The Knight Foundation announced four new categories for its next Knight News Challenge: mobile, authenticity, sustainability and community. Details at Knightblog and Neiman Labs. The window for entries opens Oct. 25 and closes Dec. 1. The competition backing innovations in news media has awarded $23 million to 56 projects in its first four years; WBUR in Boston and Public Radio Exchange were among this year's winners.

Four major pubmedia intiatives "suffer from similar limitations," blogger writes

PBCore, Public Media Platform, Argo and American Archive: "One or more may rock our world," writes Barrett Golding on Hacks/Hackers of the four ambitious pubmedia initiatives. However, "All four of the above projects are well-conceived, led and executed by consummate pros. . . . But all suffer from similar limitations: they’re top-down, closed, exclusive (some proprietary), and expensive." Golding, keeper of the PubMedia Commons blog, suggests another approach: "The bottom-up, grassroots, social inclusiveness of open-source projects — what in tech parlance is more bazaar than cathedral. Imagine some small-scale journocoder community solutions that deliver immediately useful results, cheaply and quickly." Golding will flesh out those ideas in part two of his essay.
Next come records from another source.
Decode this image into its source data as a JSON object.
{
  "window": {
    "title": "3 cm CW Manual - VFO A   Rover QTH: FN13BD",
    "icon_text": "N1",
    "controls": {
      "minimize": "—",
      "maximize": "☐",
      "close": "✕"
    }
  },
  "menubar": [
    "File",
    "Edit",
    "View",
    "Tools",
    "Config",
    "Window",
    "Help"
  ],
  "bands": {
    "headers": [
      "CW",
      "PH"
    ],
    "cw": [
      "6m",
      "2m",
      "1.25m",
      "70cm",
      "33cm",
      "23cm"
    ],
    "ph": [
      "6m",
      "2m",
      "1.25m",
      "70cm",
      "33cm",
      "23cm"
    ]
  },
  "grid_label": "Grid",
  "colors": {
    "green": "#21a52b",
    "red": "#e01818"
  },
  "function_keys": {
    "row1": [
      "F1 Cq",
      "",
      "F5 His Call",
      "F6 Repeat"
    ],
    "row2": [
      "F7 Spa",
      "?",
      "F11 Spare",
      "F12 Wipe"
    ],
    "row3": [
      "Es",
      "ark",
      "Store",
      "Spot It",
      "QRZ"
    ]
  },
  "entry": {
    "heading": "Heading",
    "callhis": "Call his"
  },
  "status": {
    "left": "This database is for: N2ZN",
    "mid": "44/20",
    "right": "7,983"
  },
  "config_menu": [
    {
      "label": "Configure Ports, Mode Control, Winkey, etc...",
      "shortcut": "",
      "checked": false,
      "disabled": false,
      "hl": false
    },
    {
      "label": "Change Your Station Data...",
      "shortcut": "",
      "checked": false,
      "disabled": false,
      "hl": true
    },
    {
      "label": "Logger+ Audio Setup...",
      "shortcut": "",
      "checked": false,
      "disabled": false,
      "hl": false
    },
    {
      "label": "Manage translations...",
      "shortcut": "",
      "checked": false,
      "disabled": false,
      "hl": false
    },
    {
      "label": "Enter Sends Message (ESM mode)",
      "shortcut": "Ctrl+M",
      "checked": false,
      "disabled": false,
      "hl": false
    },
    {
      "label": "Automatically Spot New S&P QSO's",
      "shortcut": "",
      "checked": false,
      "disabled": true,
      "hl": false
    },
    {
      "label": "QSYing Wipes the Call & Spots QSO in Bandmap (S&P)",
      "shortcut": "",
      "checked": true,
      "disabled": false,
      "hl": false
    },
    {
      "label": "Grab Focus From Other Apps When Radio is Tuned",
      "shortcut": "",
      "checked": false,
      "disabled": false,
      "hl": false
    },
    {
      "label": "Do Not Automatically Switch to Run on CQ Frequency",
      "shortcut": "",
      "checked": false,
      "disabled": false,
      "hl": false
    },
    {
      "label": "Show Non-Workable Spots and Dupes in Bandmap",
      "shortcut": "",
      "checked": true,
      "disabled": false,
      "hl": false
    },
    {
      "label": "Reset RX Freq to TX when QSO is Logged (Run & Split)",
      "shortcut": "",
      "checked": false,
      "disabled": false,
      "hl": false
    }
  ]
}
Days after KCET's withdrawal from PBS, surprise and confusion

Although it had been negotiating with KCET for nearly a year over a dues disagreement, PBS was taken aback with the Oct. 8 announcement that the station was dropping its membership. "How quickly it happened was a surprise," PBS President Paula Kerger said in the Los Angeles Times on Sunday (Oct. 10).

The decision left confusion in its wake. KOCE President Mel Rogers says it has to "ramp up in a hurry" to assume primary station status. "It's in our interest to make sure viewers get the same content at the time they're accustomed to watching it," he said. "That's the goal we're shooting for." But Kerger would only say that KOCE will be the primary station "if that's what we need them to do."

Plus, KCET's participation in a four-station, resource-saving consortium (Current, Aug. 5) with area stations KOCE, KVCR and KLCS, is in up in the air. KCET President Al Jerome told Current he'd like the station to remain in the group; Larry Ciecalone, president of KVCR, said the group is continuing without KCET. "The collaboration would've been stronger with four stations, but the market will still win with three of us involved," Ciecalone said. However, Kerger said "the door is not shut at all" for KCET to play some role.


Additional coverage:

— Jerome told the New York Times Media Decoder blog: “I imagine there will be some loss in the donor base, but in the direction we’re headed, I’m very comfortable we’ll also re-establish our donor base.” Kerger said that allowing KCET to lower its dues was not possible because “all of our stations abide by the same dues structure, and it’s very difficult for us to make an exception.”